"I mean, I guess we all have that Barton Fink feeling, but since you're Barton Fink, I'm assuming you have it in spades."
I'm watching the Coen Brothers' Barton Fink, which has become, over time, my favorite Coen Brothers film. I think it's gone up through the ranks in direct proportion to my own timeline of vocational discovery (I'm a writer, too. Just like Barton Fink!). I think it really nails... something, something very accurate, about the state of being a writer. Or states, I should say: The emotional state, the physical state, your societal status, your relationship to the world around you. It's hardly a pretty or glamorous thing- their brilliant inclusion of the washed-up-drunk Faulkner figure is no accident.
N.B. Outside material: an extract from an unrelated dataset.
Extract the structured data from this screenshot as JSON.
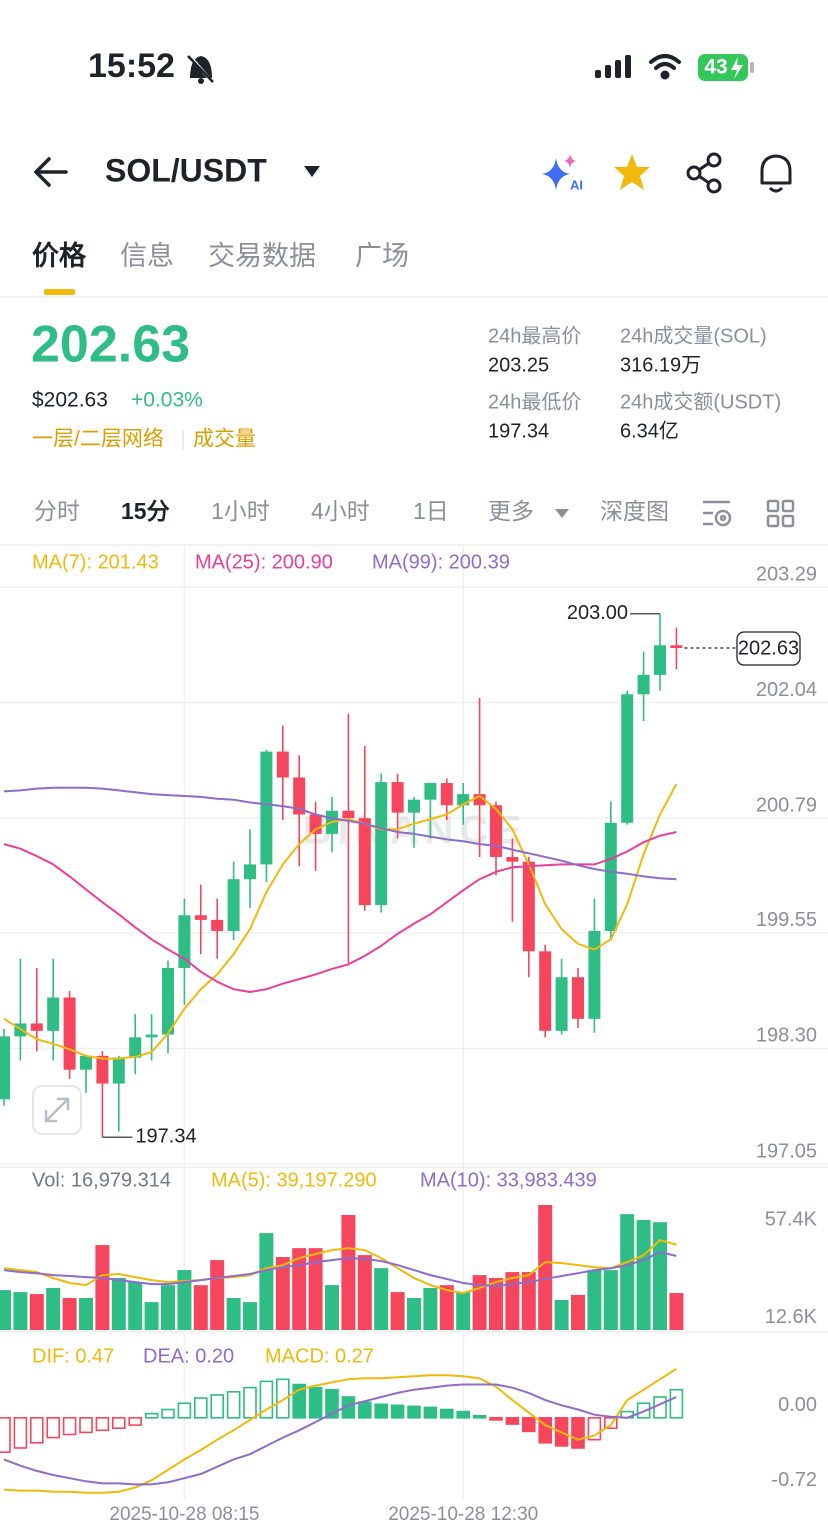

It's also a movie about writers and films. It's about Louis Mayer. It's about Old Hollywood. It's about the (Old) New American Theater. It's a cosmic goof on film narrative itself; it was playing Adaptation's metafictional game before there was an Adaptation. It's a movie shamelessly geared towards culture-lovers; if you haven't read, read about, or otherwise heard of The Day of the Locust, Sullivan's Travels, or the whole Faulkner-goes-to-Hollywood debauchery, you won't be entirely able to tap into this particular juggernaut. I'm enough of a film geek that Barton was actually my introduction to all of those things; I knew there was something there, so I dug in, did a little research, went to the sources. Over time, the pieces fell into place, the gaps in my own frame of reference. Now, it's all come full circle; I can watch the film with delight and amazement.
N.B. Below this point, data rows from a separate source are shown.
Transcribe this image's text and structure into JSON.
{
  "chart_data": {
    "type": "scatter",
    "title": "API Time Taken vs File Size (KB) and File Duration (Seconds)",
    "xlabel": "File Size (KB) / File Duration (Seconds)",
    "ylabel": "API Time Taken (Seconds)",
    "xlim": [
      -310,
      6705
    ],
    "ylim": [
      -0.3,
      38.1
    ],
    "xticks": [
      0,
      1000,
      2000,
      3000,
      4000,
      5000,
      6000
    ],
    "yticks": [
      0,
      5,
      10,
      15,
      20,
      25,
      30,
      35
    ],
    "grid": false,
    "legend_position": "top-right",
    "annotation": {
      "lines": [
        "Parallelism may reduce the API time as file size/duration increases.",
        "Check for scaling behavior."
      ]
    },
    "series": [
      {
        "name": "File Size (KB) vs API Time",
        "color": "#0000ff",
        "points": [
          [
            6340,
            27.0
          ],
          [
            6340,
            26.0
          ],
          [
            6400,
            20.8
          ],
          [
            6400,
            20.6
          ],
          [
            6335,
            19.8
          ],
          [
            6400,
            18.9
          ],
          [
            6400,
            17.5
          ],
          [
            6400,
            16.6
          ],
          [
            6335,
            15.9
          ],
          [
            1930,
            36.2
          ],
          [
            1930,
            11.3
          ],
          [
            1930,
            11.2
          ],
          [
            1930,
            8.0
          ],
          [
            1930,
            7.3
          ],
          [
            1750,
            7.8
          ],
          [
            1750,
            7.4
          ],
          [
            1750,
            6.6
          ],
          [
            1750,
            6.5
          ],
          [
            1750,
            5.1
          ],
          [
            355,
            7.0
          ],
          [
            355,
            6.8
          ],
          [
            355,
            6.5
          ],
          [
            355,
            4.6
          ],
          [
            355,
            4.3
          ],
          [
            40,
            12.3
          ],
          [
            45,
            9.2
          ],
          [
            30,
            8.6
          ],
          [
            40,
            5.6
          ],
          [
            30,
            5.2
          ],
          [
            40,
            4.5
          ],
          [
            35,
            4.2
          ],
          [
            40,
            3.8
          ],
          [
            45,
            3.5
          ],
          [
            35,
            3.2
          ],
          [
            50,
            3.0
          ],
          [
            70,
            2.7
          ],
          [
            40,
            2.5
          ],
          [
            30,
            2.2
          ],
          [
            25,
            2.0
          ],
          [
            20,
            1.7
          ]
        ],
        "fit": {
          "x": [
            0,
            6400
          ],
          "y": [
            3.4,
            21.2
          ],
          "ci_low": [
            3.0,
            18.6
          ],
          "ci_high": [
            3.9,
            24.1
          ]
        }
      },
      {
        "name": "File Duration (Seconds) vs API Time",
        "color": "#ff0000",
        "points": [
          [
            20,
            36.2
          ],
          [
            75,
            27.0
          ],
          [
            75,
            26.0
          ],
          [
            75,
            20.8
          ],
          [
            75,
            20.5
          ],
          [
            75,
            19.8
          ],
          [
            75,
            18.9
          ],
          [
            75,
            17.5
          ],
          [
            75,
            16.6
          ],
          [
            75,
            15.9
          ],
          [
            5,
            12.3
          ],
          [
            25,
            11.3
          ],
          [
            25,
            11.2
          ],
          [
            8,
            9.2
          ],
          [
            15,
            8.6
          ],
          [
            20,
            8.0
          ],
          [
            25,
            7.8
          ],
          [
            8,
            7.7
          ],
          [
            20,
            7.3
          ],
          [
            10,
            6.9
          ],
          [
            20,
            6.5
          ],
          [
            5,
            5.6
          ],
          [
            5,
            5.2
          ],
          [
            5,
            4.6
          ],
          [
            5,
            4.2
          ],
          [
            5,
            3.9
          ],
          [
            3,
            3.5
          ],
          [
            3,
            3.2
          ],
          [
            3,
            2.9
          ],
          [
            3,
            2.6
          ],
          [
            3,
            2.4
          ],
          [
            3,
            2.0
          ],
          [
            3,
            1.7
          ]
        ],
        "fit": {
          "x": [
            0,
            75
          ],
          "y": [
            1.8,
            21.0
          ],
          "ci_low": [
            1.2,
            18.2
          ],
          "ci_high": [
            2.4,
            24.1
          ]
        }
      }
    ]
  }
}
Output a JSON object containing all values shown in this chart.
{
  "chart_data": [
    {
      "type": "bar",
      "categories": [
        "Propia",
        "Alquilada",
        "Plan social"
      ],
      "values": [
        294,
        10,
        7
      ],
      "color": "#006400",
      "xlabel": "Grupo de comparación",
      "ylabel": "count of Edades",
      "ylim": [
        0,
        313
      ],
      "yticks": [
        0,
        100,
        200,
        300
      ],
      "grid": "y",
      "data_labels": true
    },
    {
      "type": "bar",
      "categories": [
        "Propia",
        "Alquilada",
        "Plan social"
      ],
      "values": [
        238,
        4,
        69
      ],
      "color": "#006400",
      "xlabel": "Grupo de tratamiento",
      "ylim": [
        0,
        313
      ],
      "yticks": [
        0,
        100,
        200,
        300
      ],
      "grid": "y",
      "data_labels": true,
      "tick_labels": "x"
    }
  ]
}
Why research? Doesn't that take the "fun" out of it? Absolutely not. I've come to the point in my writing and filmgoing and general obession with popular culture to feel thusly: If you're going to come down with this sickness, this fever, at least do it right. If you don't "get" something, don't attack the creator; find the chinks in your cultural armor and fill 'em in. If this is where you derive pleasure, if this is your favored topic of thought, analysis, and discussion, take it as far as you can, and try to push it further. If you're one of the truly devoted, lazy head-scratching won't even occur to you as an option. These days of instant messaging and the Web and e-mail don't have to just spell the end of literacy and personal/social communication skills; they can also mean that nobody has to be culturally illiterate, ever again. The number of people who share my excitement over this is bound to be underwhelming, of course, but I know they're out there...
The ending of Barton Fink. Q: "Are you in pictures?" A: "Don't be silly." It is sheer, sheer narrative perfection, perfect tone, perfect closure. It resonates, it gratifies every impulse the film has, it accomplishes everything it's reaching for. It's one of the purest movie climaxes I can think of.